The decision in June of operators of the largest natural gas field in Azerbaijan – including BP, Statoil, and Azeri state energy firm SOCAR – to choose the Trans-Adriatic-Pipeline to carry gas to Europe across Greece, Albania and Turkey means even more cross-border and compliance work. SOCAR, among other Azeri companies, is establishing presences in Turkey, Switzerland and the Netherlands.
Asked whether recent prospects of a peace deal between Azerbaijan and Armenia over the disputed region of Nagorno-Karabakh might change the legal market Karimov points out that “there is no correlation, resolving that conflict and business are completely separate – business is completely off that table”.
Affairs of state
In Central Asia, outside of Kazakhstan, the economy continues to be difficult. In Uzbekistan, for example, despite a GDP approaching that of Belarus and the signing in April of an investment treaty with Russia and in May of the CIS free trade zone agreement, lack of privatisation and restrictions on access to foreign currency has long hampered investment.
“Unfortunately, there’s not a lot of interest among investors for making major investments in Uzbekistan, particularly for businesses outside the natural resources sector,” says Almaty-based Baker & McKenzie partner Curtis Masters.
A worrying trend is the large number of comprehensive audits being conducted by state law enforcement, in particular the prosecutor’s office. Targets have included a mobile phone operator owned by Russian technology conglomerate AFK Sistema, the Uzbekistan arm of Danish drinks company Carlsberg and UK mining company Oxus Gold, and the investigations have resulted in huge fines, penalties, suspensions of licences and in some cases bankruptcy.
“These have had a chilling and negative effect on many foreign companies operating in Uzbekistan or contemplating operating in Uzbekistan,” warns Masters. “It has become a large practice for us advising international companies on the scope of inspections being conducted by state law enforcement authorities as well as on the resulting litigation and international arbitration.”
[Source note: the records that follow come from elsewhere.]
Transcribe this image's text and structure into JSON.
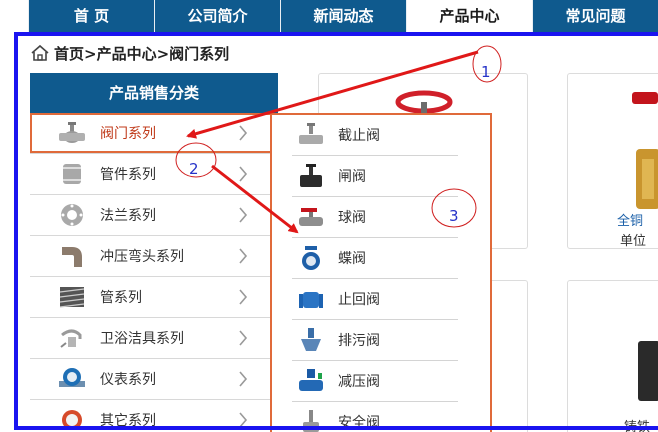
{
  "nav": {
    "items": [
      "首 页",
      "公司简介",
      "新闻动态",
      "产品中心",
      "常见问题"
    ],
    "active_index": 3
  },
  "breadcrumb": {
    "text": "首页>产品中心>阀门系列"
  },
  "sidebar": {
    "title": "产品销售分类",
    "items": [
      {
        "label": "阀门系列",
        "icon": "valve-icon"
      },
      {
        "label": "管件系列",
        "icon": "pipe-fitting-icon"
      },
      {
        "label": "法兰系列",
        "icon": "flange-icon"
      },
      {
        "label": "冲压弯头系列",
        "icon": "elbow-icon"
      },
      {
        "label": "管系列",
        "icon": "pipes-icon"
      },
      {
        "label": "卫浴洁具系列",
        "icon": "faucet-icon"
      },
      {
        "label": "仪表系列",
        "icon": "meter-icon"
      },
      {
        "label": "其它系列",
        "icon": "other-icon"
      }
    ],
    "active_index": 0
  },
  "submenu": {
    "items": [
      {
        "label": "截止阀",
        "icon": "globe-valve-icon"
      },
      {
        "label": "闸阀",
        "icon": "gate-valve-icon"
      },
      {
        "label": "球阀",
        "icon": "ball-valve-icon"
      },
      {
        "label": "蝶阀",
        "icon": "butterfly-valve-icon"
      },
      {
        "label": "止回阀",
        "icon": "check-valve-icon"
      },
      {
        "label": "排污阀",
        "icon": "drain-valve-icon"
      },
      {
        "label": "减压阀",
        "icon": "pressure-reducing-valve-icon"
      },
      {
        "label": "安全阀",
        "icon": "safety-valve-icon"
      }
    ]
  },
  "product_cards": {
    "right_card_title": "全铜",
    "right_card_unit": "单位",
    "bottom_right_text": "铸铁"
  },
  "annotations": {
    "labels": [
      "1",
      "2",
      "3"
    ]
  },
  "colors": {
    "nav_blue": "#0f5a8e",
    "frame_blue": "#1a14f0",
    "accent_orange": "#e06a3a",
    "arrow_red": "#e01818",
    "active_text": "#c03a1a",
    "annotation_text": "#2633c8"
  }
}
The mood of those investors has been further dampened by moves by the Uzbek parliament to amend a law adopted in the 1990s guaranteeing the rights of foreign investors which implied that Uzbekistan consented to international arbitration, to state that Uzbekistan does not consent to such arbitration in the absence of a specific agreement with an investor agreeing to arbitrate any disputes.
Arbitration has also offered a rich seam of work in Turkmenistan for US firm Curtis Mallet-Prevost Colt & Mosle.
“We opened our office in Ashgabat in 2011 at the invitation of the government,” says Ali Gursel, managing partner of the office, “and the majority of the work we undertake is international arbitration.”
Curtis Mallet-Prevost is currently working on seven arbitrations for the government of Turkmenistan, two of which recently concluded favourably for the government.
Whole in one
Despite the continuing dominance of the traditional powerhouses in the wider CIS region and several emerging challengers there is “still a coherence” to the region, Matheny insists.
“Although there are big differences deriving from the presence or absence of natural resources, agricultural capabilities and whether there is sufficient population and wealth to support various types of economic development, it still makes sense to talk about the region as a whole,” Matheny concludes.